L’effritement des valeurs morales est une réalité dans certaines écoles burkinabè. L’hymne national, la montée des couleurs et les cours de morale sont relégués au second plan. L’incivisme des élèves devient de plus en plus notoire. Constat dans certaines écoles de la ville de Ouagadougou.

Un mât haut d’environ 0,5cm, tordu, pas de drapeau au sommet. C’est le spectacle qui se présente dans une des écoles primaires située en plein centre-ville de Ouagadougou. L’image est frappante et interpelle tout de suite tout éducateur. En effet, comment imaginer qu’un lieu qui est censé être le creuset des bâtisseurs de l’avenir d’un pays, un des symboles de l’Etat, à savoir le drapeau, s’y soit pas. A cette interrogation, la directrice de l’établissement, Mme P.K, bien consciente de la situation se met sur la défensive.
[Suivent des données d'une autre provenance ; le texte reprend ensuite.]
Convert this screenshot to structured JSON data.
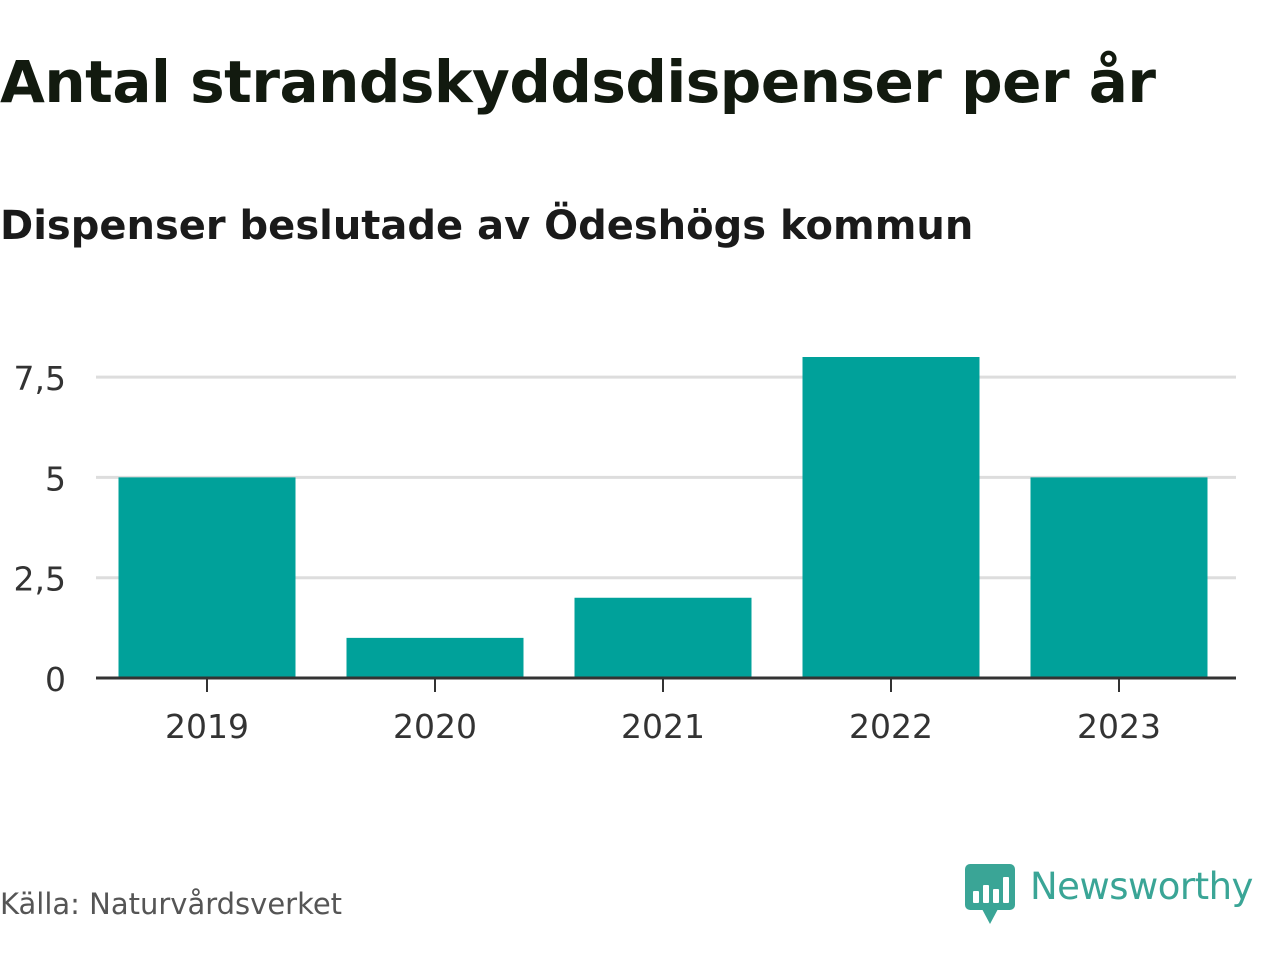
{
  "header": {
    "title": "Antal strandskyddsdispenser per år",
    "subtitle": "Dispenser beslutade av Ödeshögs kommun"
  },
  "footer": {
    "source": "Källa: Naturvårdsverket",
    "brand": "Newsworthy",
    "brand_icon": "chat-bubble-bar-chart-icon"
  },
  "colors": {
    "bar": "#00a19a",
    "grid": "#dddddd",
    "axis": "#333333",
    "brand": "#3aa596"
  },
  "chart_data": {
    "type": "bar",
    "title": "Antal strandskyddsdispenser per år",
    "subtitle": "Dispenser beslutade av Ödeshögs kommun",
    "xlabel": "",
    "ylabel": "",
    "categories": [
      "2019",
      "2020",
      "2021",
      "2022",
      "2023"
    ],
    "values": [
      5,
      1,
      2,
      8,
      5
    ],
    "ylim": [
      0,
      8
    ],
    "yticks": [
      0,
      2.5,
      5,
      7.5
    ],
    "ytick_labels": [
      "0",
      "2,5",
      "5",
      "7,5"
    ],
    "grid": true,
    "legend": "none"
  }
}
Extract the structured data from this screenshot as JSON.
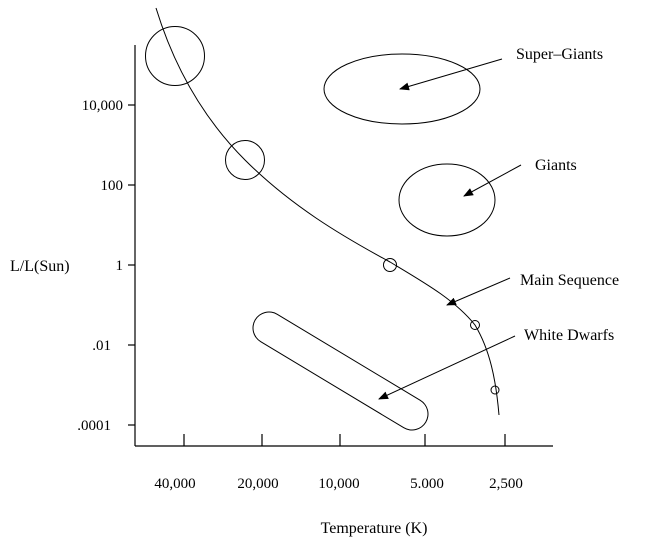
{
  "y_axis": {
    "title": "L/L(Sun)",
    "ticks": [
      "10,000",
      "100",
      "1",
      ".01",
      ".0001"
    ]
  },
  "x_axis": {
    "title": "Temperature (K)",
    "ticks": [
      "40,000",
      "20,000",
      "10,000",
      "5.000",
      "2,500"
    ]
  },
  "regions": {
    "super_giants": "Super–Giants",
    "giants": "Giants",
    "main_sequence": "Main Sequence",
    "white_dwarfs": "White Dwarfs"
  }
}
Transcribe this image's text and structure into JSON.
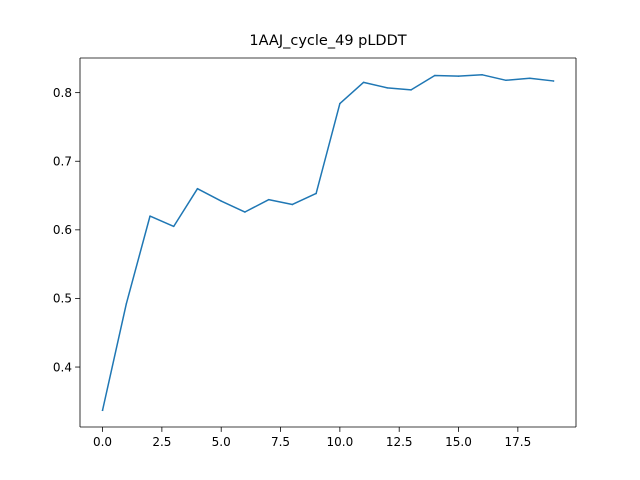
{
  "chart_data": {
    "type": "line",
    "title": "1AAJ_cycle_49 pLDDT",
    "xlabel": "",
    "ylabel": "",
    "x": [
      0,
      1,
      2,
      3,
      4,
      5,
      6,
      7,
      8,
      9,
      10,
      11,
      12,
      13,
      14,
      15,
      16,
      17,
      18,
      19
    ],
    "series": [
      {
        "values": [
          0.337,
          0.492,
          0.62,
          0.605,
          0.66,
          0.642,
          0.626,
          0.644,
          0.637,
          0.653,
          0.784,
          0.815,
          0.807,
          0.804,
          0.825,
          0.824,
          0.826,
          0.818,
          0.821,
          0.817
        ],
        "color": "#1f77b4"
      }
    ],
    "xlim": [
      -0.95,
      19.95
    ],
    "ylim": [
      0.3126,
      0.8505
    ],
    "xticks": [
      0.0,
      2.5,
      5.0,
      7.5,
      10.0,
      12.5,
      15.0,
      17.5
    ],
    "xtick_labels": [
      "0.0",
      "2.5",
      "5.0",
      "7.5",
      "10.0",
      "12.5",
      "15.0",
      "17.5"
    ],
    "yticks": [
      0.4,
      0.5,
      0.6,
      0.7,
      0.8
    ],
    "ytick_labels": [
      "0.4",
      "0.5",
      "0.6",
      "0.7",
      "0.8"
    ],
    "grid": false,
    "legend": "none"
  }
}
L’air gênée, elle affirme qu’elle est à sa première année dans l’école et qu’elle n’a fait qu’hériter de ce problème. Elle ajoute ensuite que l’explication à elle donnée est que chaque fois qu’on fixe un mât, les voleurs s’en empare par la suite. « C’est une des raisons qui expliquent que notre mât soit pratiquement réduit à sa plus simple expression. En réalité nous avons le drapeau car le Ministère de l’Education nationale et de l’alphabétisation (MENA) nous en a offert, par contre pour le mât, c’est l’Association des parents d’élèves (APE) qui devraient s’en occuper » a-t-elle également indiqué. Le cas n’est pas isolé, car dans une autre école au secteur n° 28, à peine peut-on déceler le lieu où le mât devrait être fixé. Il est carrément inexistant. « Vous-même vous constatez qu’il n’y a pas de mât » relève la directrice de l’école, certainement pour éviter de s’étendre sur le sujet. Heureusement que d’autres écoles tentent à préserver les bonnes vieilles habitudes.

A l’école Kamsaonghin-Sud par exemple, rien à voir avec les établissements déjà visités. Le mât est bien présent et le drapeau flotte fièrement à notre arrivée. « La montée du drapeau est effective dès 7h 25mn » a indiqué Jean Pierre Nikièma, directeur de l’école Kamsaonghin-Sud A. Il fait savoir que la montée des couleurs chaque matin est obligatoire et se fait à tour de rôle par les différentes classes . « Egalement, lors des cours d’éducation civique, nous leur apprenons l’importance du drapeau pour un pays. A partir du CP1, nous initions les enfants au ditanyè et cela est de rigueur dans les autres classes » note-t-il. Eh oui ! Le ditanyè, l’hymne national burkinabè, l’hymne de la victoire. En effet, tout comme le drapeau, le nom du pays, a été changé le 4 août 1984, par le Conseil national de la révolution (CNR) dirigé par le capitaine Thomas Sankara. En lieu et place de Haute Volta, le pays s’appelle désormais Burkina Faso et le drapeau "noir, blanc, rouge", est devenu "rouge, vert frappé d’une étoile à cinq branches jaune au milieu". Aussi le « ditanyè" remplace l’ancien hymne national, « La fière Volta ».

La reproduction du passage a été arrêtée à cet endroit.